As mentioned, I've already put the first coat of paint on the newly textured ceiling. I'm also making my first foray into wallpaper. A while back I ordered the nifty wallpaper below for the back (window) wall only. I scanned a relatively small piece of it, so you're not really getting the entire pattern here, but trust me, it's cool. The place I found it is a German website called, and if you think you don't like wallpaper, they might change your mind.

The remaining walls will be painted the ligher of the two grays. Home Depot color matched it and I have two cans of paint ready to go.

This room will also get two sets of the DIY sliding closet doors I made a year ago (gasp).
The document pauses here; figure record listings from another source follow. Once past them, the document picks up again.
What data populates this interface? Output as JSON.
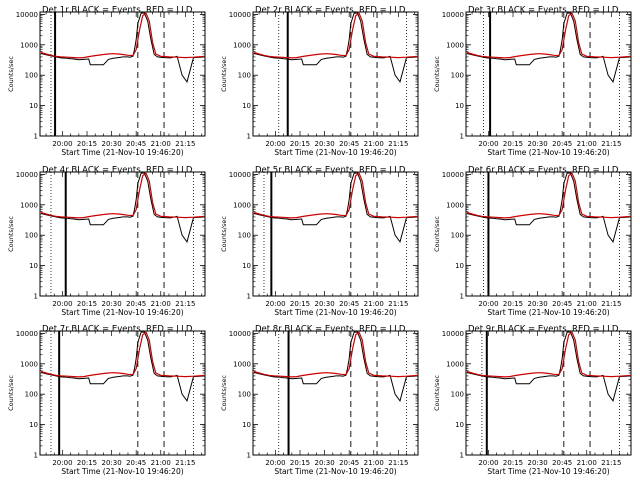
{
  "chart_data": {
    "type": "line",
    "layout": "3x3 grid of panels",
    "shared": {
      "title_template": "Det {det} BLACK = Events, RED = LLD",
      "xlabel": "Start Time (21-Nov-10 19:46:20)",
      "ylabel": "Counts/sec",
      "y_scale": "log",
      "ylim": [
        1,
        12000
      ],
      "y_ticks": [
        1,
        10,
        100,
        1000,
        10000
      ],
      "y_tick_labels": [
        "1",
        "10",
        "100",
        "1000",
        "10000"
      ],
      "xlim_minutes_since_midnight": [
        1186.3,
        1287
      ],
      "x_ticks_minutes": [
        1200,
        1215,
        1230,
        1245,
        1260,
        1275
      ],
      "x_tick_labels": [
        "20:00",
        "20:15",
        "20:30",
        "20:45",
        "21:00",
        "21:15"
      ],
      "colors": {
        "events": "#000000",
        "lld": "#cc0000"
      },
      "series": [
        {
          "name": "Events",
          "color": "#000000",
          "x": [
            1187,
            1190,
            1193,
            1196,
            1199,
            1203,
            1205,
            1207,
            1210,
            1213,
            1216,
            1217,
            1225,
            1228,
            1231,
            1234,
            1237,
            1240,
            1241,
            1243,
            1244,
            1245,
            1246,
            1248,
            1250,
            1252,
            1254,
            1256,
            1258,
            1262,
            1266,
            1270,
            1273,
            1276,
            1280,
            1284,
            1287
          ],
          "y": [
            520,
            470,
            430,
            400,
            370,
            360,
            350,
            340,
            320,
            330,
            340,
            220,
            220,
            330,
            360,
            380,
            400,
            400,
            390,
            420,
            700,
            1500,
            5000,
            11000,
            11000,
            6000,
            1500,
            480,
            400,
            380,
            370,
            420,
            100,
            60,
            380,
            390,
            400
          ]
        },
        {
          "name": "LLD",
          "color": "#cc0000",
          "x": [
            1187,
            1190,
            1193,
            1196,
            1199,
            1203,
            1207,
            1210,
            1213,
            1216,
            1220,
            1225,
            1228,
            1231,
            1234,
            1237,
            1240,
            1243,
            1245,
            1247,
            1249,
            1251,
            1253,
            1255,
            1257,
            1260,
            1265,
            1270,
            1275,
            1280,
            1287
          ],
          "y": [
            560,
            500,
            450,
            420,
            400,
            390,
            380,
            370,
            380,
            410,
            440,
            480,
            500,
            510,
            500,
            480,
            450,
            440,
            700,
            3000,
            9000,
            11000,
            6000,
            1200,
            500,
            420,
            400,
            390,
            380,
            390,
            420
          ]
        }
      ]
    },
    "panels": [
      {
        "det": "1r",
        "vlines": {
          "solid": 1195.5,
          "dotted": [
            1193,
            1280
          ],
          "dashed": [
            1246,
            1262
          ]
        }
      },
      {
        "det": "2r",
        "vlines": {
          "solid": 1207.5,
          "dotted": [
            1202,
            1280
          ],
          "dashed": [
            1246,
            1262
          ]
        }
      },
      {
        "det": "3r",
        "vlines": {
          "solid": 1201,
          "dotted": [
            1197,
            1280
          ],
          "dashed": [
            1246,
            1262
          ]
        }
      },
      {
        "det": "4r",
        "vlines": {
          "solid": 1202,
          "dotted": [
            1193,
            1280
          ],
          "dashed": [
            1246,
            1262
          ]
        }
      },
      {
        "det": "5r",
        "vlines": {
          "solid": 1197.5,
          "dotted": [
            1193,
            1280
          ],
          "dashed": [
            1246,
            1262
          ]
        }
      },
      {
        "det": "6r",
        "vlines": {
          "solid": 1200,
          "dotted": [
            1197,
            1280
          ],
          "dashed": [
            1246,
            1262
          ]
        }
      },
      {
        "det": "7r",
        "vlines": {
          "solid": 1198,
          "dotted": [
            1193,
            1280
          ],
          "dashed": [
            1246,
            1262
          ]
        }
      },
      {
        "det": "8r",
        "vlines": {
          "solid": 1208,
          "dotted": [
            1202,
            1280
          ],
          "dashed": [
            1246,
            1262
          ]
        }
      },
      {
        "det": "9r",
        "vlines": {
          "solid": 1199,
          "dotted": [
            1196,
            1280
          ],
          "dashed": [
            1246,
            1262
          ]
        }
      }
    ]
  }
}
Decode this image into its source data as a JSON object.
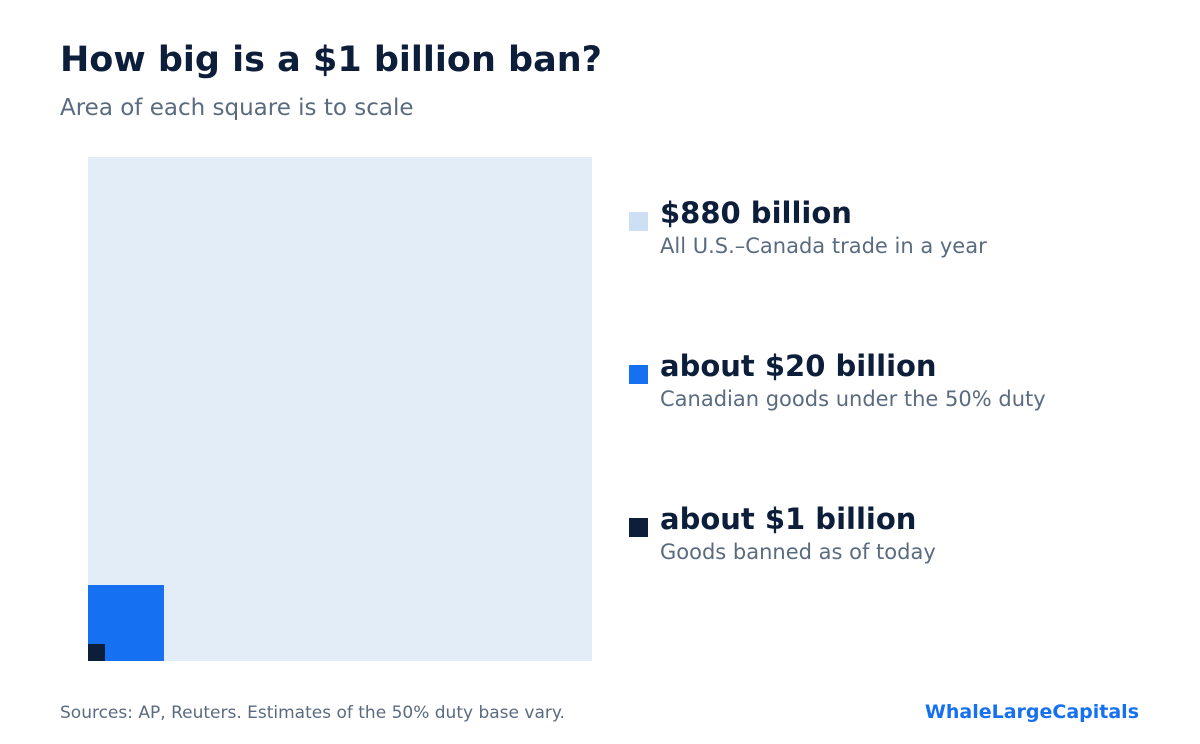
{
  "header": {
    "title": "How big is a $1 billion ban?",
    "subtitle": "Area of each square is to scale"
  },
  "chart_data": {
    "type": "area-squares",
    "scale": "area proportional to value",
    "unit": "USD billions",
    "items": [
      {
        "value": 880,
        "label": "$880 billion",
        "description": "All U.S.–Canada trade in a year",
        "color": "#ccdff5",
        "fill": "#e3edf8"
      },
      {
        "value": 20,
        "label": "about $20 billion",
        "description": "Canadian goods under the 50% duty",
        "color": "#1570f2",
        "fill": "#1570f2"
      },
      {
        "value": 1,
        "label": "about $1 billion",
        "description": "Goods banned as of today",
        "color": "#0c1e3a",
        "fill": "#0c1e3a"
      }
    ]
  },
  "footer": {
    "source": "Sources: AP, Reuters. Estimates of the 50% duty base vary.",
    "brand": "WhaleLargeCapitals"
  }
}
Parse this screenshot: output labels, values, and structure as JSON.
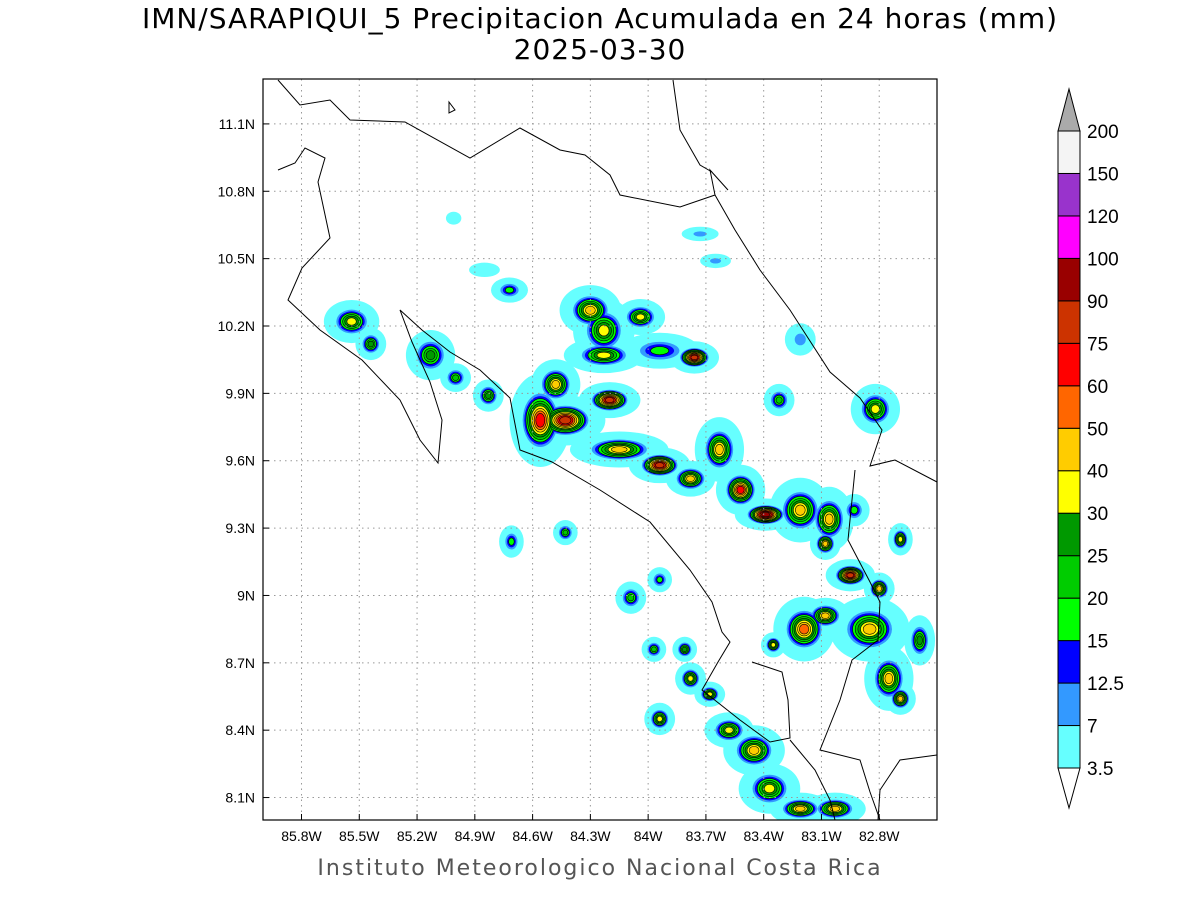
{
  "title": "IMN/SARAPIQUI_5 Precipitacion Acumulada en 24 horas (mm)",
  "date": "2025-03-30",
  "credit": "Instituto Meteorologico Nacional Costa Rica",
  "map": {
    "extent": {
      "lon_west": -86.0,
      "lon_east": -82.5,
      "lat_south": 8.0,
      "lat_north": 11.3
    },
    "lon_ticks": [
      {
        "v": -85.8,
        "label": "85.8W"
      },
      {
        "v": -85.5,
        "label": "85.5W"
      },
      {
        "v": -85.2,
        "label": "85.2W"
      },
      {
        "v": -84.9,
        "label": "84.9W"
      },
      {
        "v": -84.6,
        "label": "84.6W"
      },
      {
        "v": -84.3,
        "label": "84.3W"
      },
      {
        "v": -84.0,
        "label": "84W"
      },
      {
        "v": -83.7,
        "label": "83.7W"
      },
      {
        "v": -83.4,
        "label": "83.4W"
      },
      {
        "v": -83.1,
        "label": "83.1W"
      },
      {
        "v": -82.8,
        "label": "82.8W"
      }
    ],
    "lat_ticks": [
      {
        "v": 11.1,
        "label": "11.1N"
      },
      {
        "v": 10.8,
        "label": "10.8N"
      },
      {
        "v": 10.5,
        "label": "10.5N"
      },
      {
        "v": 10.2,
        "label": "10.2N"
      },
      {
        "v": 9.9,
        "label": "9.9N"
      },
      {
        "v": 9.6,
        "label": "9.6N"
      },
      {
        "v": 9.3,
        "label": "9.3N"
      },
      {
        "v": 9.0,
        "label": "9N"
      },
      {
        "v": 8.7,
        "label": "8.7N"
      },
      {
        "v": 8.4,
        "label": "8.4N"
      },
      {
        "v": 8.1,
        "label": "8.1N"
      }
    ],
    "grid": true,
    "precip_cells": [
      {
        "lon": -85.54,
        "lat": 10.22,
        "dlon": 0.09,
        "dlat": 0.06,
        "max_mm": 30
      },
      {
        "lon": -85.44,
        "lat": 10.12,
        "dlon": 0.05,
        "dlat": 0.045,
        "max_mm": 25
      },
      {
        "lon": -85.13,
        "lat": 10.07,
        "dlon": 0.08,
        "dlat": 0.07,
        "max_mm": 25
      },
      {
        "lon": -85.0,
        "lat": 9.97,
        "dlon": 0.05,
        "dlat": 0.04,
        "max_mm": 20
      },
      {
        "lon": -84.83,
        "lat": 9.89,
        "dlon": 0.05,
        "dlat": 0.045,
        "max_mm": 25
      },
      {
        "lon": -84.72,
        "lat": 10.36,
        "dlon": 0.06,
        "dlat": 0.035,
        "max_mm": 15
      },
      {
        "lon": -84.56,
        "lat": 9.78,
        "dlon": 0.1,
        "dlat": 0.13,
        "max_mm": 60
      },
      {
        "lon": -84.48,
        "lat": 9.94,
        "dlon": 0.08,
        "dlat": 0.07,
        "max_mm": 40
      },
      {
        "lon": -84.43,
        "lat": 9.78,
        "dlon": 0.13,
        "dlat": 0.07,
        "max_mm": 75
      },
      {
        "lon": -84.3,
        "lat": 10.27,
        "dlon": 0.1,
        "dlat": 0.07,
        "max_mm": 40
      },
      {
        "lon": -84.23,
        "lat": 10.18,
        "dlon": 0.1,
        "dlat": 0.09,
        "max_mm": 30
      },
      {
        "lon": -84.23,
        "lat": 10.07,
        "dlon": 0.13,
        "dlat": 0.05,
        "max_mm": 30
      },
      {
        "lon": -84.04,
        "lat": 10.24,
        "dlon": 0.08,
        "dlat": 0.05,
        "max_mm": 30
      },
      {
        "lon": -84.2,
        "lat": 9.87,
        "dlon": 0.1,
        "dlat": 0.05,
        "max_mm": 75
      },
      {
        "lon": -83.94,
        "lat": 10.09,
        "dlon": 0.13,
        "dlat": 0.05,
        "max_mm": 15
      },
      {
        "lon": -83.76,
        "lat": 10.06,
        "dlon": 0.08,
        "dlat": 0.045,
        "max_mm": 75
      },
      {
        "lon": -84.15,
        "lat": 9.65,
        "dlon": 0.16,
        "dlat": 0.05,
        "max_mm": 40
      },
      {
        "lon": -83.94,
        "lat": 9.58,
        "dlon": 0.1,
        "dlat": 0.05,
        "max_mm": 75
      },
      {
        "lon": -83.78,
        "lat": 9.52,
        "dlon": 0.08,
        "dlat": 0.05,
        "max_mm": 40
      },
      {
        "lon": -83.63,
        "lat": 9.65,
        "dlon": 0.08,
        "dlat": 0.09,
        "max_mm": 40
      },
      {
        "lon": -83.52,
        "lat": 9.47,
        "dlon": 0.08,
        "dlat": 0.07,
        "max_mm": 60
      },
      {
        "lon": -83.39,
        "lat": 9.36,
        "dlon": 0.1,
        "dlat": 0.045,
        "max_mm": 90
      },
      {
        "lon": -83.21,
        "lat": 9.38,
        "dlon": 0.1,
        "dlat": 0.09,
        "max_mm": 40
      },
      {
        "lon": -83.06,
        "lat": 9.34,
        "dlon": 0.08,
        "dlat": 0.09,
        "max_mm": 40
      },
      {
        "lon": -83.08,
        "lat": 9.23,
        "dlon": 0.05,
        "dlat": 0.045,
        "max_mm": 40
      },
      {
        "lon": -82.95,
        "lat": 9.09,
        "dlon": 0.08,
        "dlat": 0.045,
        "max_mm": 75
      },
      {
        "lon": -82.82,
        "lat": 9.83,
        "dlon": 0.08,
        "dlat": 0.07,
        "max_mm": 30
      },
      {
        "lon": -83.32,
        "lat": 9.87,
        "dlon": 0.05,
        "dlat": 0.045,
        "max_mm": 20
      },
      {
        "lon": -82.8,
        "lat": 9.03,
        "dlon": 0.05,
        "dlat": 0.045,
        "max_mm": 40
      },
      {
        "lon": -83.19,
        "lat": 8.85,
        "dlon": 0.1,
        "dlat": 0.09,
        "max_mm": 50
      },
      {
        "lon": -83.08,
        "lat": 8.91,
        "dlon": 0.08,
        "dlat": 0.05,
        "max_mm": 40
      },
      {
        "lon": -82.85,
        "lat": 8.85,
        "dlon": 0.13,
        "dlat": 0.09,
        "max_mm": 40
      },
      {
        "lon": -82.75,
        "lat": 8.63,
        "dlon": 0.08,
        "dlat": 0.09,
        "max_mm": 40
      },
      {
        "lon": -82.69,
        "lat": 8.54,
        "dlon": 0.05,
        "dlat": 0.045,
        "max_mm": 40
      },
      {
        "lon": -82.59,
        "lat": 8.8,
        "dlon": 0.05,
        "dlat": 0.07,
        "max_mm": 25
      },
      {
        "lon": -82.69,
        "lat": 9.25,
        "dlon": 0.04,
        "dlat": 0.045,
        "max_mm": 30
      },
      {
        "lon": -83.45,
        "lat": 8.31,
        "dlon": 0.1,
        "dlat": 0.07,
        "max_mm": 40
      },
      {
        "lon": -83.58,
        "lat": 8.4,
        "dlon": 0.08,
        "dlat": 0.05,
        "max_mm": 30
      },
      {
        "lon": -83.37,
        "lat": 8.14,
        "dlon": 0.1,
        "dlat": 0.07,
        "max_mm": 30
      },
      {
        "lon": -83.21,
        "lat": 8.05,
        "dlon": 0.1,
        "dlat": 0.045,
        "max_mm": 40
      },
      {
        "lon": -83.03,
        "lat": 8.05,
        "dlon": 0.1,
        "dlat": 0.045,
        "max_mm": 40
      },
      {
        "lon": -83.78,
        "lat": 8.63,
        "dlon": 0.05,
        "dlat": 0.045,
        "max_mm": 30
      },
      {
        "lon": -83.81,
        "lat": 8.76,
        "dlon": 0.04,
        "dlat": 0.035,
        "max_mm": 25
      },
      {
        "lon": -83.94,
        "lat": 8.45,
        "dlon": 0.05,
        "dlat": 0.045,
        "max_mm": 30
      },
      {
        "lon": -84.09,
        "lat": 8.99,
        "dlon": 0.05,
        "dlat": 0.045,
        "max_mm": 20
      },
      {
        "lon": -83.97,
        "lat": 8.76,
        "dlon": 0.04,
        "dlat": 0.035,
        "max_mm": 20
      },
      {
        "lon": -84.43,
        "lat": 9.28,
        "dlon": 0.04,
        "dlat": 0.035,
        "max_mm": 20
      },
      {
        "lon": -84.71,
        "lat": 9.24,
        "dlon": 0.04,
        "dlat": 0.045,
        "max_mm": 15
      },
      {
        "lon": -83.94,
        "lat": 9.07,
        "dlon": 0.04,
        "dlat": 0.035,
        "max_mm": 15
      },
      {
        "lon": -83.35,
        "lat": 8.78,
        "dlon": 0.04,
        "dlat": 0.035,
        "max_mm": 30
      },
      {
        "lon": -83.68,
        "lat": 8.56,
        "dlon": 0.05,
        "dlat": 0.035,
        "max_mm": 30
      },
      {
        "lon": -82.93,
        "lat": 9.38,
        "dlon": 0.05,
        "dlat": 0.045,
        "max_mm": 15
      },
      {
        "lon": -83.21,
        "lat": 10.14,
        "dlon": 0.05,
        "dlat": 0.045,
        "max_mm": 7
      },
      {
        "lon": -83.73,
        "lat": 10.61,
        "dlon": 0.06,
        "dlat": 0.02,
        "max_mm": 7
      },
      {
        "lon": -83.65,
        "lat": 10.49,
        "dlon": 0.05,
        "dlat": 0.02,
        "max_mm": 7
      },
      {
        "lon": -85.01,
        "lat": 10.68,
        "dlon": 0.025,
        "dlat": 0.018,
        "max_mm": 3.5
      },
      {
        "lon": -84.85,
        "lat": 10.45,
        "dlon": 0.05,
        "dlat": 0.02,
        "max_mm": 3.5
      }
    ]
  },
  "colorbar": {
    "levels": [
      {
        "value": "3.5",
        "min": 3.5,
        "color": "#66ffff"
      },
      {
        "value": "7",
        "min": 7,
        "color": "#3399ff"
      },
      {
        "value": "12.5",
        "min": 12.5,
        "color": "#0000ff"
      },
      {
        "value": "15",
        "min": 15,
        "color": "#00ff00"
      },
      {
        "value": "20",
        "min": 20,
        "color": "#00cc00"
      },
      {
        "value": "25",
        "min": 25,
        "color": "#009900"
      },
      {
        "value": "30",
        "min": 30,
        "color": "#ffff00"
      },
      {
        "value": "40",
        "min": 40,
        "color": "#ffcc00"
      },
      {
        "value": "50",
        "min": 50,
        "color": "#ff6600"
      },
      {
        "value": "60",
        "min": 60,
        "color": "#ff0000"
      },
      {
        "value": "75",
        "min": 75,
        "color": "#cc3300"
      },
      {
        "value": "90",
        "min": 90,
        "color": "#990000"
      },
      {
        "value": "100",
        "min": 100,
        "color": "#ff00ff"
      },
      {
        "value": "120",
        "min": 120,
        "color": "#9933cc"
      },
      {
        "value": "150",
        "min": 150,
        "color": "#f4f4f4"
      },
      {
        "value": "200",
        "min": 200,
        "color": "#aaaaaa"
      }
    ],
    "under_color": "#ffffff",
    "over_color": "#aaaaaa"
  }
}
I have all the slider hardware for these as well.

I also spent some time looking into closet organizer hardware today, and it looks The Container Store and their fancy-pants Euro Elfa stuff will be separating me from some money.

As mentioned, I'm doing laminate flooring in here. I bought the flooring a couple weeks back from the pushy clowns at Lumber Liquidators, who always seem to be having the SALE OF THE CENTURY, NEVER AGAIN SAVINGS, blah-de-blah. As with with studio, it's a relatively light color, but this time I went with a slightly more rough-hewn handscraped look. I bought enough to do this room as well as the master bedroom when the time comes. I'll have a zillion pics when I'm breaking my back/butt installing it.

Finally, the other Monster Project for this room (and a big reason for my procrastination) is window replacement. All the windows here are single-pane blurry awfulness, so we're gonna cut out the existing 2x8 OXO window and replace it with a new low-E, double-pane new one for weather protection and security. This will surely be a mess and hopefully not destroy the wall too much. Wallpaper will definitely wait until this is complete.